I’ve been reading Thoreau’s journal from 19-22 October, 1859. In these entries, Henry David addresses John Brown’s failed assault on the armory at Harper’s Ferry. Now, admittedly, this is a very complex situation, and Brown is a complex, and even unknown man. Read Russell Banks’ novel,
Cloudsplitter, for a marvelous portrait of John Brown.
I do not mean to address here Brown’s actions. Rather, I want to note Thoreau’s ire, indeed, his fury at the various governments whose advocacy of slavery made necessary Brown’s acts. I want to address Thoreau’s thorough respect for the
character of John Brown, whose commitment to the oppressed was total. I know that there have been a few heroes in the land, but no man has ever stood up in America for the dignity of human nature so devotedly, persistently, and so effectively as this man.” Thoreau does not condone Brown’s act, but neither does he condemn it. Rather, Thoreau accuses the rest of us of ignorance and cowardice: “Prominent and influential editors, accustomed to deal with politicians, men of an infinitely lower grade, say, in their ignorance, that [Brown] acted “on the principle of revenge.” They do not know the man. They must enlarge themselves to conceive of him . . . they have got to conceive of a man of
ideas and of
principle, hard as it may be for them . . . of a man who did not wait till he was personally interfered with or thwarted in some harmless business before he gave his life to the cause of the oppressed.” The baseness of the media and politicians is no less offensive today than in Thoreau’s time.

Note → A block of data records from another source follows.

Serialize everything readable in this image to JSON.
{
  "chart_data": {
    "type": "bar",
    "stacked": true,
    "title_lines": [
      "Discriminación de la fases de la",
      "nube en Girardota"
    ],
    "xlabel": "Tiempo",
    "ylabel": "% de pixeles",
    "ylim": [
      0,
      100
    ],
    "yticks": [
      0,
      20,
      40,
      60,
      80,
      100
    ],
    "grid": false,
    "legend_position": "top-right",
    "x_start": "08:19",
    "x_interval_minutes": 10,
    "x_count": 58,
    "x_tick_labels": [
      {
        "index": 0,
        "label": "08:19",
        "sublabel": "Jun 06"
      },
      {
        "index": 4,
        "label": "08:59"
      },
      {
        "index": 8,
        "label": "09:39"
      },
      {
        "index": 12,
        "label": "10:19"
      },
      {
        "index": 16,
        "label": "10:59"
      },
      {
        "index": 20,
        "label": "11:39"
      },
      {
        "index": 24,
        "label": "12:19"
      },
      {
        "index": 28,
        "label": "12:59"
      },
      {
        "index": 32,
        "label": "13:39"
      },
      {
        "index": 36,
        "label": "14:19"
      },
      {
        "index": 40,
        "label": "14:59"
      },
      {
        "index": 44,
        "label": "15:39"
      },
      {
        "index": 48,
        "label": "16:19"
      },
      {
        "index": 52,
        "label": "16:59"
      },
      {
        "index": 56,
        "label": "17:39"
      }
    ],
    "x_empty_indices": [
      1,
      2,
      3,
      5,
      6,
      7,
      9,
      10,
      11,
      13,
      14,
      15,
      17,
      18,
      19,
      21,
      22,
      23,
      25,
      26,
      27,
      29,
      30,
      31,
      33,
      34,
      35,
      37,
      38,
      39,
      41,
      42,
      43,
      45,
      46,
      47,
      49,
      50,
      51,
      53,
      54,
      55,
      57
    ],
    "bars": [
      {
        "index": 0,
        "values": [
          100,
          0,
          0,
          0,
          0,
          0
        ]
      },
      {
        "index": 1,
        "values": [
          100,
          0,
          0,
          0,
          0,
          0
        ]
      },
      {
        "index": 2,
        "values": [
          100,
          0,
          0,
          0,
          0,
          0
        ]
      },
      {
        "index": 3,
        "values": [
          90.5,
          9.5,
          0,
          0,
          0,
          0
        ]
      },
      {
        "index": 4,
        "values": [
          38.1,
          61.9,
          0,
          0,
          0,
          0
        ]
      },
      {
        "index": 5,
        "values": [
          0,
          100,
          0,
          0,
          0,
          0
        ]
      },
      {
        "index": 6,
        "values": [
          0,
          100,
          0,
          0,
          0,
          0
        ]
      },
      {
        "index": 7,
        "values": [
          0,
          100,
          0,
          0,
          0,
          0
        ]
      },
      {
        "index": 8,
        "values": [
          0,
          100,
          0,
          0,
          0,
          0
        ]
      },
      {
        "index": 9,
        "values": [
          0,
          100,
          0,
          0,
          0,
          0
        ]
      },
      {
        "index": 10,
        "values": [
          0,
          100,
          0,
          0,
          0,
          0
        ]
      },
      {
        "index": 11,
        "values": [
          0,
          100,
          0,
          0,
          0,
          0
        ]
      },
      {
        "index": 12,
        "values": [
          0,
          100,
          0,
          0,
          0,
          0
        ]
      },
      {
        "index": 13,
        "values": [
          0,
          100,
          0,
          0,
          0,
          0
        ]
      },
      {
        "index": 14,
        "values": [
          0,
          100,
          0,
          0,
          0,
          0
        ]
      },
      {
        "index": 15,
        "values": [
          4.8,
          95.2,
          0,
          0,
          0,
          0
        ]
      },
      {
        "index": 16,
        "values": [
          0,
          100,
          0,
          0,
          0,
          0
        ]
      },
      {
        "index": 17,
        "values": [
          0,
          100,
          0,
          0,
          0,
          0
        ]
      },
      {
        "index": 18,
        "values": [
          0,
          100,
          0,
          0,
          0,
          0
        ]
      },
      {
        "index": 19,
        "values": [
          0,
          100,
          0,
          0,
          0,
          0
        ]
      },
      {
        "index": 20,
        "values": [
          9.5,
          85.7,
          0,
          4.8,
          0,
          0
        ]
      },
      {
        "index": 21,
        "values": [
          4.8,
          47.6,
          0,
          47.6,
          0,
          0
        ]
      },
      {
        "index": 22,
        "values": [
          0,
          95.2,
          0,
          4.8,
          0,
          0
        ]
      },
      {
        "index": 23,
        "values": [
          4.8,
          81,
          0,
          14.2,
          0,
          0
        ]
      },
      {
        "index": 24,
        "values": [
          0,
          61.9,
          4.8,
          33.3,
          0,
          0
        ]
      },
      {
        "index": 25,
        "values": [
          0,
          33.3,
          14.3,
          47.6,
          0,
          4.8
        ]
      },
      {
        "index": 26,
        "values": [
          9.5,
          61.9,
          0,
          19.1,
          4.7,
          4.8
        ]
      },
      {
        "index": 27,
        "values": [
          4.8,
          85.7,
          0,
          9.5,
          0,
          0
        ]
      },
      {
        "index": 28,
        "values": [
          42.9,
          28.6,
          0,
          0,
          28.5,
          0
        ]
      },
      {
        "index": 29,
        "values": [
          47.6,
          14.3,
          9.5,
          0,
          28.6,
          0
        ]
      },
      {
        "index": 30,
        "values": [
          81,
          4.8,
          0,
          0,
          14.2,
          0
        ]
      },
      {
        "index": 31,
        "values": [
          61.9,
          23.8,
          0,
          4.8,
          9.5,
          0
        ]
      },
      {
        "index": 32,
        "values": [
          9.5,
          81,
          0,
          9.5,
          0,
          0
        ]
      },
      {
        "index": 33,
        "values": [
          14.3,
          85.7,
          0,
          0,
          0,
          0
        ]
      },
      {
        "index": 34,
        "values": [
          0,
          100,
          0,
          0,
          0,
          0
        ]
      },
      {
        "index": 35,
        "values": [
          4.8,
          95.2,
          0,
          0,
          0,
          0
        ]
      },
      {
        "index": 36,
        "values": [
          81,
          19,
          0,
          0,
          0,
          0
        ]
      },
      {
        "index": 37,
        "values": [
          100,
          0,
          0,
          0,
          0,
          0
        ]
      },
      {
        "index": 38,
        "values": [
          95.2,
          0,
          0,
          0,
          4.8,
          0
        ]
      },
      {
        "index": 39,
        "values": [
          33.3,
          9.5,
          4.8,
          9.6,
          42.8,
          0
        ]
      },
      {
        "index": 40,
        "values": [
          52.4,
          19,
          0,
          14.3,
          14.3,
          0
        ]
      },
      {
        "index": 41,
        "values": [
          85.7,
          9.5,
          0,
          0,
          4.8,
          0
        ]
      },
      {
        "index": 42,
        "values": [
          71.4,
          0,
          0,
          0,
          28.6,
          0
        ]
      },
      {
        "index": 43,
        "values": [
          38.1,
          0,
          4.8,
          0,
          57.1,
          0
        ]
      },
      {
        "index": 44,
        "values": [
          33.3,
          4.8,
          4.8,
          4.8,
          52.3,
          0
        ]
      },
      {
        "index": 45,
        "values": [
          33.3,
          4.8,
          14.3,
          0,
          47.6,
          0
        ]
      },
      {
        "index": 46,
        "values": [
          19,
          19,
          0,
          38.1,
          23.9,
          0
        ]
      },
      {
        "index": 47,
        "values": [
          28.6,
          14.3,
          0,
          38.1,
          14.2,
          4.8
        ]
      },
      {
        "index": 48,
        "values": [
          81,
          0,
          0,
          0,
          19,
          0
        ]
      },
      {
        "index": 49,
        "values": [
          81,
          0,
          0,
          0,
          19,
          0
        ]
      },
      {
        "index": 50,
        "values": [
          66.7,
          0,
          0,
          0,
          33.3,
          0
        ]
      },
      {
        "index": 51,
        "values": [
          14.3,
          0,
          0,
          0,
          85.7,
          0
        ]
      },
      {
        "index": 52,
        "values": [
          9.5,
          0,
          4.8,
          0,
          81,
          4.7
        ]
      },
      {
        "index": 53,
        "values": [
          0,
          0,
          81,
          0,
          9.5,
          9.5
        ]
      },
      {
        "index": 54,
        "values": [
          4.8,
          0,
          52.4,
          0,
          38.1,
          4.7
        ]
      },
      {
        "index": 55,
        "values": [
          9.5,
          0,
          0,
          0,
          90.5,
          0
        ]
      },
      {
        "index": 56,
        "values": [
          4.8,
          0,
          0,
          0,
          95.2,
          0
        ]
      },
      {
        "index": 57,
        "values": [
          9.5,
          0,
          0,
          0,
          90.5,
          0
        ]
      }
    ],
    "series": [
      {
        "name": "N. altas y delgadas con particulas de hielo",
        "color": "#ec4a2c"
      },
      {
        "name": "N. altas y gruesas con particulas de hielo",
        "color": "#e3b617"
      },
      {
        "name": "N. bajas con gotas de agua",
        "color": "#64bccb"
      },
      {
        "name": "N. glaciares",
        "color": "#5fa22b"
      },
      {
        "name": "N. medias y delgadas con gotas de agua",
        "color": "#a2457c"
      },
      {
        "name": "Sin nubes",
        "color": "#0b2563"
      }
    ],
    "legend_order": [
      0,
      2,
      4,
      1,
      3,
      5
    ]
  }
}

I am no less appalled, and no less ashamed of my government officials and my own helplessness.
Thoreau was indignant that a man of principle, a man whose abhorrence of slavery and hatred of the slaveholder led him to extreme measures, could be so little understood in a country begun with the Declaration of Independence and the Constitution. He was disgusted by the complete moral failure of seemingly everyone in the United States—including himself—at this crucial moment in our history. We live even now in debased times.
I’ve been thinking of George W. Bush again, and I am shocked at the abysmally low moral and intellectual quality of the President and his administration. And for some reason, I recalled John F. Kennedy’s quip in 1962 during the White House dinner he hosted for Nobel Prize winners. In his talk, Kennedy said that in that moment, in that White House dining room “sat probably the greatest concentration of talent and genius in this house except for perhaps those times when Thomas Jefferson ate alone.”
What I hear in Kennedy’s remark is an appreciation of intelligence, of intellect, of culture, and of history. Kennedy’s irony even suggests an awareness of some of Jefferson’s serious flaws which have become all too evident in the more recent years. But Kennedy’s appreciation of the achievement of the guests in that room, and his connection of that achievement to the work and personality of one of our iconic leaders, whose
intellect is given focus, reflects tragically on the serious decline in America’s promise during the Bush administration when the reading of a book is a laughable event, and a sure sign of treason and liberal leanings.
“At any rate,” Thoreau writes, “I do not think it is sane to spend one’s whole life talking or writing about this matter, and I have not done so. A man may have other affairs to attend to.” I go now to other affairs.